Menschen machen´s möglich

Was ist künstliche Intelligenz (KI) denn nun, Lösung für alles oder Sicherheitsrisiko? Geschäftsmodell der Zukunft oder Job-Killer? Statt nur in Schwarz oder Weiß zu denken, lohnt sich der differenzierte Blick: Unternehmen profitieren, wenn KI übergreifend betrachtet und vom Problem her gedacht wird. Hier ist der Mensch gefragt: Seine Aufgabe ist es, die KI in den Domänen eines Unternehmens zu platzieren. Und er wird auch benötigt, um die Technik so zu vermitteln, damit Vertrauen entsteht.

Wer zu Daimler oder Volkswagen geht, baut und entwickelt Autos? Möglich. Es kann aber auch sein, dass man sich im Konzern mit „Computer-Brains“ beschäftigt, die Autos lenken sollen. Oder bereichsübergreifend an einem Mobilitätsökosystem arbeitet, das mit Hilfe von Big Data und künstlicher Intelligenz Verkehrslösungen nach Maß bietet – Bezahl- und Finanzierungsoptionen inklusive. Blicken wir auf die technischen Konzerne: Wer heute eine Stelle bei Siemens oder Bosch antritt, findet dort eine Reihe von Abteilungen, die weit über das hinausgehen, was man als das ursprüngliche Geschäft dieser Technologie-Unternehmen begreift. Bosch zum Beispiel hat Anfang Januar mitgeteilt, bis 2025 solle jedes der Konzernprodukte über künstliche Intelligenz verfügen, mit ihr entwickelt oder produziert worden sein. Entsprechend kündigt das Unternehmen an, personell auf- und umzurüsten. Die aktuelle Zahl der Mitarbeiter innerhalb des Konzerns, die sich mit dem Thema KI beschäftigen: 1000. Hier zeigt sich die Dimension des Wandels.

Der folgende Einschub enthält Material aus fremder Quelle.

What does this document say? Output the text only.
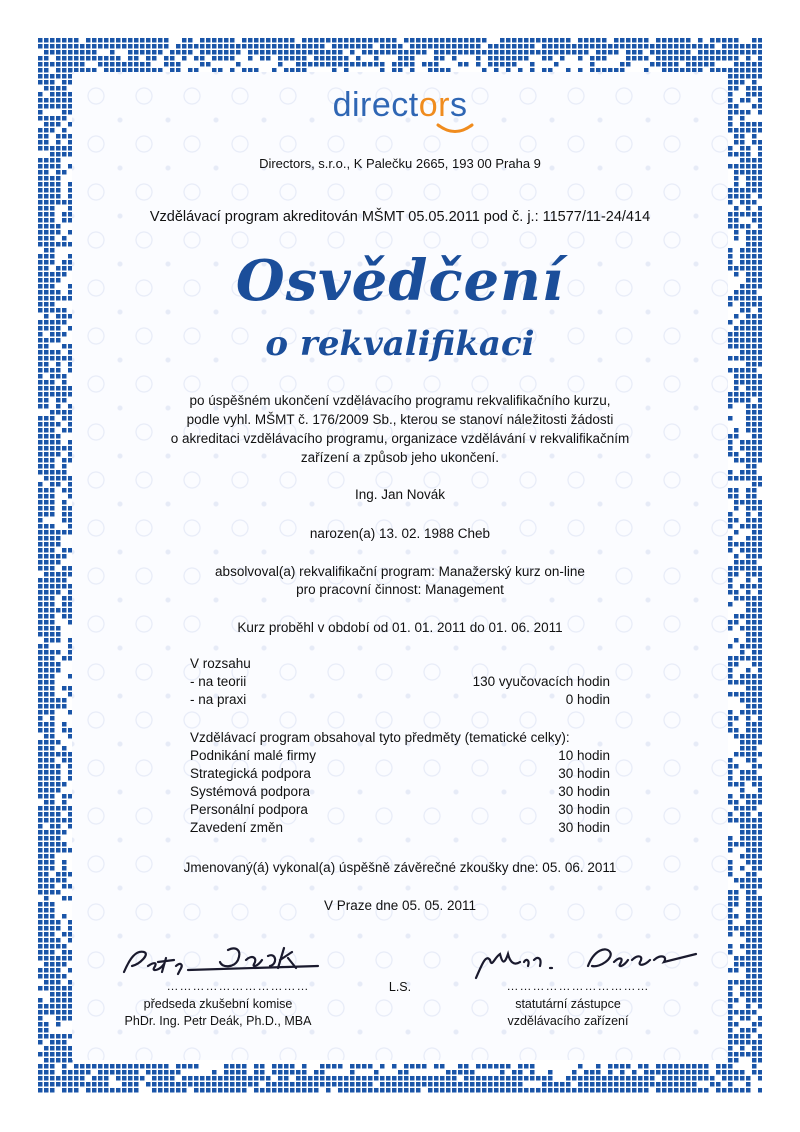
directors
Directors, s.r.o., K Palečku 2665, 193 00 Praha 9
Vzdělávací program akreditován MŠMT 05.05.2011 pod č. j.: 11577/11-24/414
Osvědčení
o rekvalifikaci
po úspěšném ukončení vzdělávacího programu rekvalifikačního kurzu,
podle vyhl. MŠMT č. 176/2009 Sb., kterou se stanoví náležitosti žádosti
o akreditaci vzdělávacího programu, organizace vzdělávání v rekvalifikačním
zařízení a způsob jeho ukončení.
Ing. Jan Novák
narozen(a) 13. 02. 1988 Cheb
absolvoval(a) rekvalifikační program: Manažerský kurz on-line
pro pracovní činnost: Management
Kurz proběhl v období od 01. 01. 2011 do 01. 06. 2011
V rozsahu
- na teorii	130 vyučovacích hodin
- na praxi	0 hodin
Vzdělávací program obsahoval tyto předměty (tematické celky):
Podnikání malé firmy	10 hodin
Strategická podpora	30 hodin
Systémová podpora	30 hodin
Personální podpora	30 hodin
Zavedení změn	30 hodin
Jmenovaný(á) vykonal(a) úspěšně závěrečné zkoušky dne: 05. 06. 2011
V Praze dne 05. 05. 2011
……………………………	……………………………
L.S.
předseda zkušební komise
PhDr. Ing. Petr Deák, Ph.D., MBA
statutární zástupce
vzdělávacího zařízení
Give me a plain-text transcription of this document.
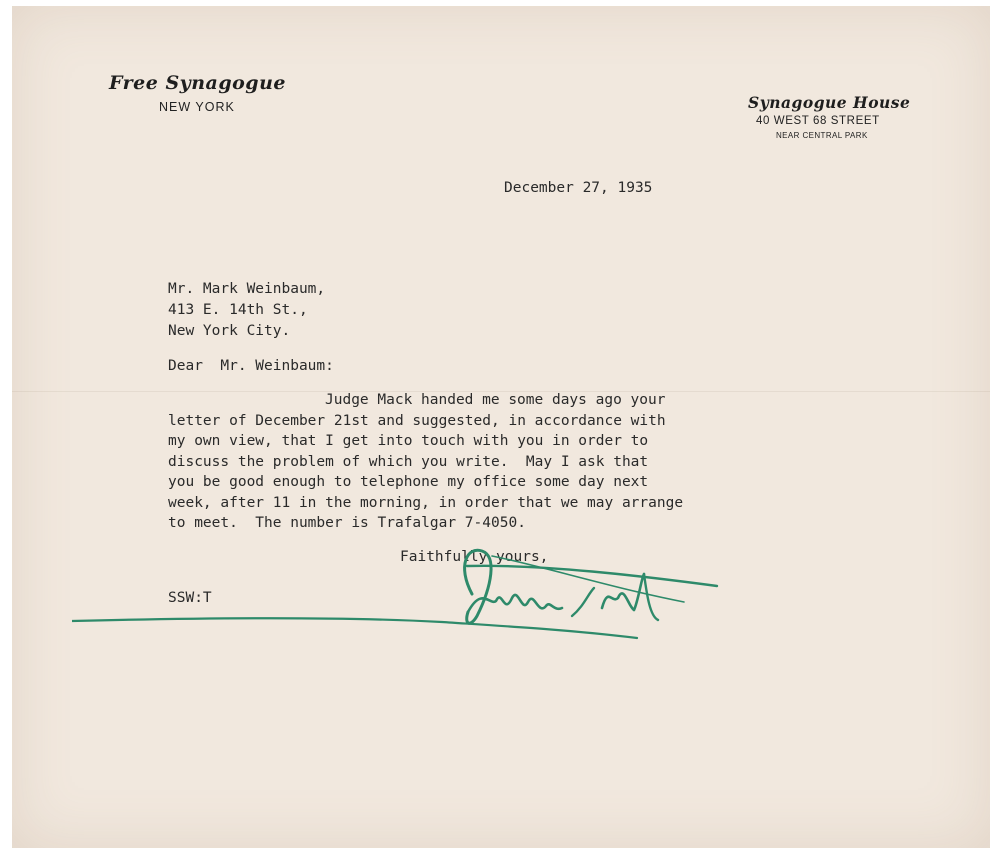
Free Synagogue
NEW YORK	Synagogue House
40 WEST 68 STREET
NEAR CENTRAL PARK
December 27, 1935
Mr. Mark Weinbaum,
413 E. 14th St.,
New York City.
Dear  Mr. Weinbaum:
Judge Mack handed me some days ago your
letter of December 21st and suggested, in accordance with
my own view, that I get into touch with you in order to
discuss the problem of which you write.  May I ask that
you be good enough to telephone my office some day next
week, after 11 in the morning, in order that we may arrange
to meet.  The number is Trafalgar 7-4050.
Faithfully yours,
SSW:T
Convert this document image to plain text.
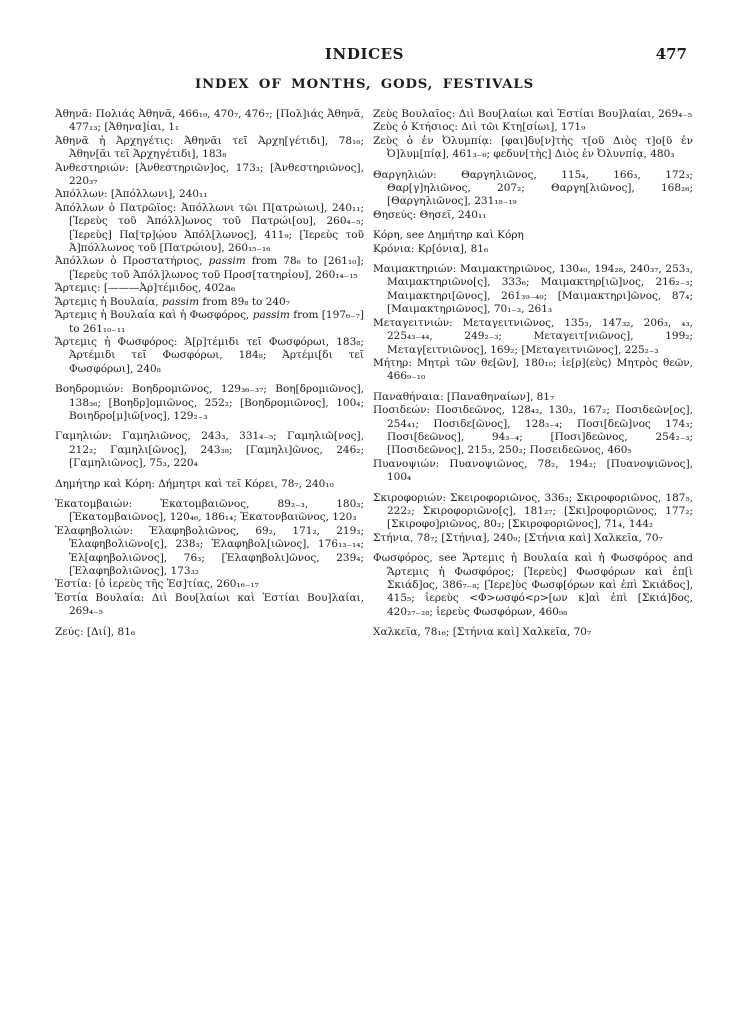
INDICES	477
INDEX OF MONTHS, GODS, FESTIVALS

Ἀθηνᾶ: Πολιάς Ἀθηνᾶ, 466₁₉, 470₇, 476₇; [Πολ]ιάς Ἀθηνᾶ, 477₁₃; [Ἀθηνα]ίαι, 1₁

Ἀθηνᾶ ἡ Ἀρχηγέτις: Ἀθηνᾶι τεῖ Ἀρχη[γέτιδι], 78₁₆; Ἀθην[ᾶι τεῖ Ἀρχηγέτιδι], 183₈

Ἀνθεστηριών: [Ἀνθεστηριῶν]ος, 173₃; [Ἀνθεστηριῶνος], 220₃₇

Ἀπόλλων: [Ἀπόλλωνι], 240₁₁

Ἀπόλλων ὁ Πατρῶϊος: Ἀπόλλωνι τῶι Π[ατρώιωι], 240₁₁; [Ἱερεὺς τοῦ Ἀπόλλ]ωνος τοῦ Πατρώι[ου], 260₄₋₅; [Ἱερεὺς] Πα[τρ]ῴου Ἀπόλ[λωνος], 411₉; [Ἱερεὺς τοῦ Ἀ]πόλλωνος τοῦ [Πατρώιου], 260₁₅₋₁₆

Ἀπόλλων ὁ Προστατήριος, passim from 78₆ to [261₁₀]; [Ἱερεὺς τοῦ Ἀπόλ]λωνος τοῦ Προσ[τατηρίου], 260₁₄₋₁₅

Ἄρτεμις: [———Ἀρ]τέμιδος, 402a₆

Ἄρτεμις ἡ Βουλαία, passim from 89₈ to 240₇

Ἄρτεμις ἡ Βουλαία καὶ ἡ Φωσφόρος, passim from [197₆₋₇] to 261₁₀₋₁₁

Ἄρτεμις ἡ Φωσφόρος: Ἀ[ρ]τέμιδι τεῖ Φωσφόρωι, 183₈; Ἀρτέμιδι τεῖ Φωσφόρωι, 184₈; Ἀρτέμι[δι τεῖ Φωσφόρωι], 240₈

Βοηδρομιών: Βοηδρομιῶνος, 129₃₆₋₃₇; Βοη[δρομιῶνος], 138₃₆; [Βοηδρ]ομιῶνος, 252₂; [Βοηδρομιῶνος], 100₄; Βοιηδρο[μ]ιῶ[νος], 129₂₋₃

Γαμηλιών: Γαμηλιῶνος, 243₃, 331₄₋₅; Γαμηλιῶ[νος], 212₂; Γαμηλι[ῶνος], 243₃₈; [Γαμηλι]ῶνος, 246₂; [Γαμηλιῶνος], 75₃, 220₄

Δημήτηρ καὶ Κόρη: Δήμητρι καὶ τεῖ Κόρει, 78₇, 240₁₀

Ἑκατομβαιών: Ἑκατομβαιῶνος, 89₂₋₃, 180₃; [Ἑκατομβαιῶνος], 120₄₆, 186₁₄; Ἑκατονβαιῶνος, 120₃

Ἐλαφηβολιών: Ἐλαφηβολιῶνος, 69₂, 171₂, 219₃; Ἐλαφηβολιῶνο[ς], 238₃; Ἐλαφηβολ[ιῶνος], 176₁₃₋₁₄; Ἐλ[αφηβολιῶνος], 76₃; [Ἐλαφηβολι]ῶνος, 239₄; [Ἐλαφηβολιῶνος], 173₃₂

Ἑστία: [ὁ ἱερεὺς τῆς Ἑσ]τίας, 260₁₆₋₁₇

Ἑστία Βουλαία: Διὶ Βου[λαίωι καὶ Ἑστίαι Βου]λαίαι, 269₄₋₅

Ζεύς: [Διί], 81₆

Ζεὺς Βουλαῖος: Διὶ Βου[λαίωι καὶ Ἑστίαι Βου]λαίαι, 269₄₋₅

Ζεὺς ὁ Κτήσιος: Διὶ τῶι Κτη[σίωι], 171₉

Ζεὺς ὁ ἐν Ὀλυμπίᾳ: [φαι]δυ[ν]τὴς τ[οῦ Διὸς τ]ο[ῦ ἐν Ὀ]λυμ[πίᾳ], 461₃₋₆; φεδυν[τὴς] Διὸς ἐν Ὀλυνπίᾳ, 480₃

Θαργηλιών: Θαργηλιῶνος, 115₄, 166₃, 172₃; Θαρ[γ]ηλιῶνος, 207₂; Θαργη[λιῶνος], 168₂₆; [Θαργηλιῶνος], 231₁₈₋₁₉

Θησεύς: Θησεῖ, 240₁₁

Κόρη, see Δημήτηρ καὶ Κόρη

Κρόνια: Κρ[όνια], 81₆

Μαιμακτηριών: Μαιμακτηριῶνος, 130₄₀, 194₂₈, 240₃₇, 253₃, Μαιμακτηριῶνο[ς], 333₆; Μαιμακτηρ[ιῶ]νος, 216₂₋₃; Μαιμακτηρι[ῶνος], 261₃₉₋₄₀; [Μαιμακτηρι]ῶνος, 87₄; [Μαιμακτηριῶνος], 70₁₋₂, 261₃

Μεταγειτνιών: Μεταγειτνιῶνος, 135₃, 147₃₂, 206₃, ₄₃, 225₄₃₋₄₄, 249₂₋₃; Μεταγειτ[νιῶνος], 199₂; Μεταγ[ειτνιῶνος], 169₂; [Μεταγειτνιῶνος], 225₂₋₃

Μήτηρ: Μητρὶ τῶν θε[ῶν], 180₁₀; ἱε[ρ](εὺς) Μητρὸς θεῶν, 466₉₋₁₀

Παναθήναια: [Παναθηναίων], 81₇

Ποσιδεών: Ποσιδεῶνος, 128₄₂, 130₃, 167₂; Ποσιδεῶν[ος], 254₄₁; Ποσιδε[ῶνος], 128₃₋₄; Ποσι[δεῶ]νος 174₃; Ποσι[δεῶνος], 94₃₋₄; [Ποσι]δεῶνος, 254₂₋₃; [Ποσιδεῶνος], 215₃, 250₂; Ποσειδεῶνος, 460₅

Πυανοψιών: Πυανοψιῶνος, 78₂, 194₂; [Πυανοψιῶνος], 100₄

Σκιροφοριών: Σκειροφοριῶνος, 336₃; Σκιροφοριῶνος, 187₅, 222₂; Σκιροφοριῶνο[ς], 181₂₇; [Σκι]ροφοριῶνος, 177₂; [Σκιροφο]ριῶνος, 80₃; [Σκιροφοριῶνος], 71₄, 144₂

Στήνια, 78₇; [Στήνια], 240₉; [Στήνια καὶ] Χαλκεῖα, 70₇

Φωσφόρος, see Ἄρτεμις ἡ Βουλαία καὶ ἡ Φωσφόρος and Ἄρτεμις ἡ Φωσφόρος; [Ἱερεὺς] Φωσφόρων καὶ ἐπ[ὶ Σκιάδ]ος, 386₇₋₈; [Ἱερε]ὺς Φωσφ[όρων καὶ ἐπὶ Σκιάδος], 415₅; ἱερεὺς <Φ>ωσφό<ρ>[ων κ]αὶ ἐπὶ [Σκιά]δος, 420₂₇₋₂₈; ἱερεὺς Φωσφόρων, 460₉₈

Χαλκεῖα, 78₁₆; [Στήνια καὶ] Χαλκεῖα, 70₇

Geänderte Anforderungen an Bewerber

Für Bewerber ist folgende Änderung interessant: Wer sich noch vor wenigen Jahren für den Ein- oder Aufstieg in einem dieser Konzerne interessierte, von dem erwartete man insbesondere eines: Kenntnisse über die Branche. Wie ist das heute, in einer Zeit, in der sich die Branchen öffnen, einer Zeit, in der traditionelle Autobauer Geld damit verdienen, den Kunden mit Hilfe von KI-Lösungen optimale Bahnverbindungen anzuzeigen? Oder in der Technikkonzerne tausende Mitarbeiter suchen oder dahingehend schulen, um fit für die KI zu sein? Ist es da übertrieben, zu fragen, ob künstliche Intelligenz heute bereits eine Art Meta-Branche ist? Vorsicht! Die künstliche Intelligenz trägt schon genügend andere Etiketten. Mal ist sie das Allheilmittel für eine lahmende Wirtschaft, mal bedroht sie Arbeitsplätze. Einige glauben, die KI werde eines Tages für einen Security-GAU sorgen, andere denken, dass die Menschheit das Problem des Klimawandels ohne KI nicht in den Griff bekommen wird.

KI: Zu komplex für den Menschen?

Auch in technischer Hinsicht gehen die Meinungen auseinander. Es gibt Experten, die davor warnen, die Komplexität der KI überfordere den Menschen, andere widersprechen. Die Informatikprofessorin Katharina Zweig von der TU Kaiserslautern sagte zum Beispiel in einem Interview mit der Tageszeitung „Die Rheinpfalz“: „KI ist keine Magie.“ Im Interview fordert sie, keine Berührungsängste bei dieser Technik zu haben, schließlich werde KI „insgesamt näher an uns heranrücken, darum müssen wir Betriebsräte, Schulelternbeiräte, Betroffene und Bürger befähigen, sich einmischen zu können.“

Bewerber sollten sich dieser Komplexität bewusst sein. Ein gutes Gefühl für die grundlegenden Fragen hinter KI hilft bei jedem Jobeinstieg.